@ Leninist:
Danke für den neuen Beitrag, der so sachlich gehalten ist, dass er als Grundlage für eine weitere Diskussion dienen kann.
Alle Geschehnisse führen zu einem Ziel. Man will ethnische Unruhen provozieren, von denen sich die Provokateure einen Vorteil erhoffen. Doch wer sind die Provokateure und was ist das Erhoffte?
Wo ist der Ausgangspunkt solcher Provokationen?
Seit der Aufdeckung des "Watergate"-Skandals in der US-Hauptstadt im Sommer 1972 während der Amtszeit von Richard "Tricky Dicky" Nixon wissen wir, dass so ziemlich jede Regierung ihre "Klempner" beschäftigt, welche die "Drecksarbeit" für die jeweilige Regierung erledigen und - solange es geht, also bis die Beweise im wahrsten Sinne "überwältigend" sind - verleugnet werden. Das hat Nixon solage getan, bis ein Amtsenthebungsverfahren ("impeachment") gegen ihn eingeleitet wurde. Dem kam er dann mit seinem "freiwilligen" Rücktritt zuvor, bevor er "zurückgetreten werden" konnte.
Zur Organisation dieser Arbeiten verfügen Regierungen über entsprechende Organisation, deren Aufgabe es ist, die "Klempner" anzuheuern, an den jeweiligen Verbrechensort zu bringen, sie abzuschirmen und (vielleicht) auch zu bezahlen - oder bei mangelnder Eignung auch zu liquidieren. Im Staate der Türken ist neben "MIT" vor allem "JITEM" die Schaltstelle für derlei Drecksarbeit. Aber ihr Auftraggeber sitzt bei den einschlägigen Institutionen ganz oben in Ankara, egal, ob in Zivil oder Uniform. Und da geht es zu wie beim Fischhandel, denn wie du weißt, fä,gt faulender Fisch am Kopf an zu stinken.
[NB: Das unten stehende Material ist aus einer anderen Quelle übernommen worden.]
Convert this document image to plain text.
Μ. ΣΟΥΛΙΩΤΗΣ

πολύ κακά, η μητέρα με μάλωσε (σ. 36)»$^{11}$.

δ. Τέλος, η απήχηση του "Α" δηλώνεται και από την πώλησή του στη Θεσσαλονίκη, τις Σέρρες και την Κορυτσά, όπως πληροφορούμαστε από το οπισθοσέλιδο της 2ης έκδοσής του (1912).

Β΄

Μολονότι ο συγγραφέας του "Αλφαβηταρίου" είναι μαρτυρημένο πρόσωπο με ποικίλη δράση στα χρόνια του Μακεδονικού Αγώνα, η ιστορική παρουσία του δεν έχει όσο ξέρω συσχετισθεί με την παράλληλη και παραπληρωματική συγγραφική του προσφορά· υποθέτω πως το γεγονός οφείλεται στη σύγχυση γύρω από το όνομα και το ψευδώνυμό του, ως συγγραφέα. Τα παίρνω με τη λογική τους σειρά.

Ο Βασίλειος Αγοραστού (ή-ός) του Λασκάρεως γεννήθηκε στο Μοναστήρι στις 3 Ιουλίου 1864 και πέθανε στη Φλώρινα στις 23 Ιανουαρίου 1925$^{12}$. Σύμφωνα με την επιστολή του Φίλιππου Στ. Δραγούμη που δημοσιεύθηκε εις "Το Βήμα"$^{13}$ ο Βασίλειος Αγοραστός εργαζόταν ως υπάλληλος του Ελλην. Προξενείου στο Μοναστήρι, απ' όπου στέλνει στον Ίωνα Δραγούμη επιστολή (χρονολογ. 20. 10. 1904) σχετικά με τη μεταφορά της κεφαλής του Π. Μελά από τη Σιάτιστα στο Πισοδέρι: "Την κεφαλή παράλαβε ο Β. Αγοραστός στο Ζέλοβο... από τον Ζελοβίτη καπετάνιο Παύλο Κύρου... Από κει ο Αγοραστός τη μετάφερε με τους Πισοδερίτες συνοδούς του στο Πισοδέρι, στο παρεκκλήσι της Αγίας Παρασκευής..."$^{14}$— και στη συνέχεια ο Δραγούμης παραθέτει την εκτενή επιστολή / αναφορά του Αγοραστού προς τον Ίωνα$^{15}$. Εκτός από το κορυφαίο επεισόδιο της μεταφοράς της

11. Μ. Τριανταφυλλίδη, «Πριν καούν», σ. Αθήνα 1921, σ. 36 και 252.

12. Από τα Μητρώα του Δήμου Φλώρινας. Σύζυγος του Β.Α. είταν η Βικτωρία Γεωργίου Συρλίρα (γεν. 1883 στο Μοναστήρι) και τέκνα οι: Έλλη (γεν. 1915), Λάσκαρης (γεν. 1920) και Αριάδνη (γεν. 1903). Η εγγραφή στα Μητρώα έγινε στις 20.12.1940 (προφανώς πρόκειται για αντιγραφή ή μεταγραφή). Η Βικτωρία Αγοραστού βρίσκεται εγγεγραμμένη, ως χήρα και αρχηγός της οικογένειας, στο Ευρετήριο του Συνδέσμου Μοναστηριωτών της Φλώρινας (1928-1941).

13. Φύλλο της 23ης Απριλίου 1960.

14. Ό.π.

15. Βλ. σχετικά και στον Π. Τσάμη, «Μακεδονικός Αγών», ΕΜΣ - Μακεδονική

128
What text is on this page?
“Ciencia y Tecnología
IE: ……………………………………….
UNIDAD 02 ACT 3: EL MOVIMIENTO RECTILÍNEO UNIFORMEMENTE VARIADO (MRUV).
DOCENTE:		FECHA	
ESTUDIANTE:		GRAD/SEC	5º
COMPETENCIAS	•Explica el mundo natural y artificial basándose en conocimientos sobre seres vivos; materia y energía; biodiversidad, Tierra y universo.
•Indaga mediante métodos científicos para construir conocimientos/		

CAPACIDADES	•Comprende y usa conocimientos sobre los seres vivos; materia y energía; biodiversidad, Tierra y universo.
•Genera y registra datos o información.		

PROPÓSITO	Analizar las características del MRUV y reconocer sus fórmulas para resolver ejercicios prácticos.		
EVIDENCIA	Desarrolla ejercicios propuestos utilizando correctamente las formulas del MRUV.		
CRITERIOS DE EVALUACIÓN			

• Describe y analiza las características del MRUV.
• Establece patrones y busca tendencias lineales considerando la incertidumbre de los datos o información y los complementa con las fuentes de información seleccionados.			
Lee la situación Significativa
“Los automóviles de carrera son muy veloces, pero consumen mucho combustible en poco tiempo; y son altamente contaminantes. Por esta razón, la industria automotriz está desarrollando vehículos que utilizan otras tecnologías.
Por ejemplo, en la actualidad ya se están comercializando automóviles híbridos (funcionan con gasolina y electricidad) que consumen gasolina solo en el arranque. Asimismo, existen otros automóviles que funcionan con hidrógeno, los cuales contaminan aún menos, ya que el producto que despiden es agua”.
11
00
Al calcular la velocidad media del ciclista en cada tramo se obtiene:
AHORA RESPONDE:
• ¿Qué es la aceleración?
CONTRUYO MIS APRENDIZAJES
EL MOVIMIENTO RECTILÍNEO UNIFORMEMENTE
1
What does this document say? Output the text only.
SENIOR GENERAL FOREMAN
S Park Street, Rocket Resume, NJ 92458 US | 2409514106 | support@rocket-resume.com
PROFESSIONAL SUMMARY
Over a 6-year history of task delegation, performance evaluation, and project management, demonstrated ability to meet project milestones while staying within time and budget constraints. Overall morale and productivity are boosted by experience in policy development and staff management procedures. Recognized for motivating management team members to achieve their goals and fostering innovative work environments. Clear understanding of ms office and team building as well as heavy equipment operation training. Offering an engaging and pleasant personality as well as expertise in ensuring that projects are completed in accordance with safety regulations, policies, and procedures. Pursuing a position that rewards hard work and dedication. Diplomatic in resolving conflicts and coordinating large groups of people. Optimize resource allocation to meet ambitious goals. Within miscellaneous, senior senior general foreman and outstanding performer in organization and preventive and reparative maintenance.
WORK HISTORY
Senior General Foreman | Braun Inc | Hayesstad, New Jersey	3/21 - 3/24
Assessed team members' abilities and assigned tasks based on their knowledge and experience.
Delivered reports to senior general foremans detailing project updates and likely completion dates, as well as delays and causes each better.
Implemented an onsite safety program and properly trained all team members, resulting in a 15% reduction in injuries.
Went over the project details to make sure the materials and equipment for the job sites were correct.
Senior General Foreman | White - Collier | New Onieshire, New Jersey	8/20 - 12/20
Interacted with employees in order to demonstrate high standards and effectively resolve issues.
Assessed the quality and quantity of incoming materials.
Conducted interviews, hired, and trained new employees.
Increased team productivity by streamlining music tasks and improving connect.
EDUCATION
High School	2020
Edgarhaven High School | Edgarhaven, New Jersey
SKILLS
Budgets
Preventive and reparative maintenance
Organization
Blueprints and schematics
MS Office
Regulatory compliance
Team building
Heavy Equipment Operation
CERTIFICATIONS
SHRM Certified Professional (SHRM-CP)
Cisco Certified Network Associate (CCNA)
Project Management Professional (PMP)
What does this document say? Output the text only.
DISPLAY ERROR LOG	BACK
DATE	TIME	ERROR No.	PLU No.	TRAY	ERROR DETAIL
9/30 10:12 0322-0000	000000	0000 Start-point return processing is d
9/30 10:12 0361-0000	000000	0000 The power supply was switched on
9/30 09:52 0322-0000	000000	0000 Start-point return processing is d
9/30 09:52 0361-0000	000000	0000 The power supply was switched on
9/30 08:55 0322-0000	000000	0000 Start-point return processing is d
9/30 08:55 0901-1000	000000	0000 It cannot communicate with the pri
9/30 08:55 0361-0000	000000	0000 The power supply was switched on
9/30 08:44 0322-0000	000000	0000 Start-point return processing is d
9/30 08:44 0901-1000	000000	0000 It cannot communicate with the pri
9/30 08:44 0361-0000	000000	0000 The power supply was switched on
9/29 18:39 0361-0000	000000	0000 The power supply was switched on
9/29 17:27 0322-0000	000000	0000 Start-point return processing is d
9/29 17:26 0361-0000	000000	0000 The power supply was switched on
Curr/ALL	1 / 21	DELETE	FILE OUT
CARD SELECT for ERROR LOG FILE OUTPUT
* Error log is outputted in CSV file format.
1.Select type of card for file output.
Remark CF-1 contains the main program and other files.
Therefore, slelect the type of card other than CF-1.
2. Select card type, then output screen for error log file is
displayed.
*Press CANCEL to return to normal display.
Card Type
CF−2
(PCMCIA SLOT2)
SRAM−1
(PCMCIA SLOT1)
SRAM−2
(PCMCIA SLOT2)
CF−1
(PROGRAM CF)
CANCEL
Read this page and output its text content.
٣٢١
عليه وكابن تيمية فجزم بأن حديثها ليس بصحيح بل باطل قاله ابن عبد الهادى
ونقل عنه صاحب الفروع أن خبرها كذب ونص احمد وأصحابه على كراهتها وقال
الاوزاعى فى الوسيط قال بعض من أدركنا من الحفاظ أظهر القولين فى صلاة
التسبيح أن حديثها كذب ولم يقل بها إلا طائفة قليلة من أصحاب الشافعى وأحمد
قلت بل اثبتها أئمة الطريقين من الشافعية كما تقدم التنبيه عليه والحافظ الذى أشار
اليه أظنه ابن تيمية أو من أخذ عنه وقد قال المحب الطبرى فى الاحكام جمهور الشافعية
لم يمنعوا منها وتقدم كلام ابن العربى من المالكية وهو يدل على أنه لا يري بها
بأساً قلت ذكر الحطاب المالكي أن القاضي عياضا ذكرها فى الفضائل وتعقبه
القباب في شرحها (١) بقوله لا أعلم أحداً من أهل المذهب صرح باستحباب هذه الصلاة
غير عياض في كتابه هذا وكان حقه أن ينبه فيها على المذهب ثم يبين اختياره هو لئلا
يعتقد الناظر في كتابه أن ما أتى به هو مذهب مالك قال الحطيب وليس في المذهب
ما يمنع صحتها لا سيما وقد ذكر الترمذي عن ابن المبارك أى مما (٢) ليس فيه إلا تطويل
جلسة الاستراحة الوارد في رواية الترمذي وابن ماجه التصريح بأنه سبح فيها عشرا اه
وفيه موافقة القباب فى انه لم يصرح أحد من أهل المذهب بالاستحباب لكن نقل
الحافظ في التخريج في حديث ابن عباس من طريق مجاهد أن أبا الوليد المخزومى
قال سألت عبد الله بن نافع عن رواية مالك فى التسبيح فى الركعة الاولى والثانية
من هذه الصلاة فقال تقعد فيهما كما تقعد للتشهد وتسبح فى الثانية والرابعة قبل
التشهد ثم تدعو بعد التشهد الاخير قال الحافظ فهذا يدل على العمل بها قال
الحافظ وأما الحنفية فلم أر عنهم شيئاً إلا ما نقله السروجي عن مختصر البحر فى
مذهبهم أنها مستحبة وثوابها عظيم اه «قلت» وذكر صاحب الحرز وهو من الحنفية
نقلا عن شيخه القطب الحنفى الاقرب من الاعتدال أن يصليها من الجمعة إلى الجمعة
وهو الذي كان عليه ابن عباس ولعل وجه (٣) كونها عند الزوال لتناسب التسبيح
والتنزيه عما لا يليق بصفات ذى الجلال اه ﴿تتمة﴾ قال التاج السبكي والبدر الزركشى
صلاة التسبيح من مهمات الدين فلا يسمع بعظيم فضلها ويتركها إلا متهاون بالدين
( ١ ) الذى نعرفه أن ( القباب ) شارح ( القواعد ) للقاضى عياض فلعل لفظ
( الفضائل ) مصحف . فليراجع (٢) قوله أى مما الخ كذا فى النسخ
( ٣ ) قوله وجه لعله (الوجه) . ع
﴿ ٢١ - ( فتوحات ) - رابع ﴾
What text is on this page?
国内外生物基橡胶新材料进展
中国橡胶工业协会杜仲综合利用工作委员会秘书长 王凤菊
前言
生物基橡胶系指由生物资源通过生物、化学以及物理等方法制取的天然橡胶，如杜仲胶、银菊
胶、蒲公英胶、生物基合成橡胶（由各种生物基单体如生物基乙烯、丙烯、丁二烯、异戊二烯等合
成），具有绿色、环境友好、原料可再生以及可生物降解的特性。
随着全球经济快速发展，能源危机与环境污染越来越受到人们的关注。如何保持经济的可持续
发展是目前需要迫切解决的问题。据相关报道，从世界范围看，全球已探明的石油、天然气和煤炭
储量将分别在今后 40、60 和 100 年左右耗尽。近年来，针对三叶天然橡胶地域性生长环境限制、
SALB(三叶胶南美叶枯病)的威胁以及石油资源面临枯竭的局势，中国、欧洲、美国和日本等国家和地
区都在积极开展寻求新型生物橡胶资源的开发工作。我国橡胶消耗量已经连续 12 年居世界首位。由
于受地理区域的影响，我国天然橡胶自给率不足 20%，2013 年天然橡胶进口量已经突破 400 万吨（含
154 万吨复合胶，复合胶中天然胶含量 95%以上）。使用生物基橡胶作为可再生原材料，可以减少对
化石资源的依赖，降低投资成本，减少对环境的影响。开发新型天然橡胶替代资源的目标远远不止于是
Der Doppelmörder Bilen ist also lediglich ein kleines Rädchen im Getriebe dessen, was als "Tiefer Staat" bezeichnet wird. Wo eben wie spätestens seit "Susurluk" bekannt ist, auch enge Beziehungen zum organisierten Verbrechen gepflegt werden, im Prinzip ist man da ja auch wieder "unter sich".
Wären sowohl die jeweiligen Regierenden wie auch die Klempner und ihre Bosse nicht so inkompetent selbst beim Begehen von "Verbrechen gegen die Menschlichkeit", müssten sicher noch mehr Opfer ihrer Tätigkeit beklagt werden. Aber das kann natürlich kein Trost sein.
Das wichtigste Mittel zur Bekämpfung dieser Aktivitäten ist die Herstellung von Öffentlichkeit. Wenn zuviel Licht auf die dunklen Finger fällt, verlieren viele die Lust am widerlichen Geschäft, denn sie möchten doch so gerne später einmal als "Helden der türkischen Republik" geehrt werden.
Und solange diese Bosse der kleinen Bilens und mittleren Temisöz unwidersprochen von Friedensinitiative und "demokratischer Öffnung" schwafeln können, ist ihnen halt nicht zu trauen. Und das ist hier auch unsere Aufgabe: Ein Licht zu werfen auf derlei Geschäfte. Vielleicht begreift dann auch der deutsche Botschafter in Ankara, welchen Parteien er nahelegen muss, sich vom Terrorismus fernzuhalten.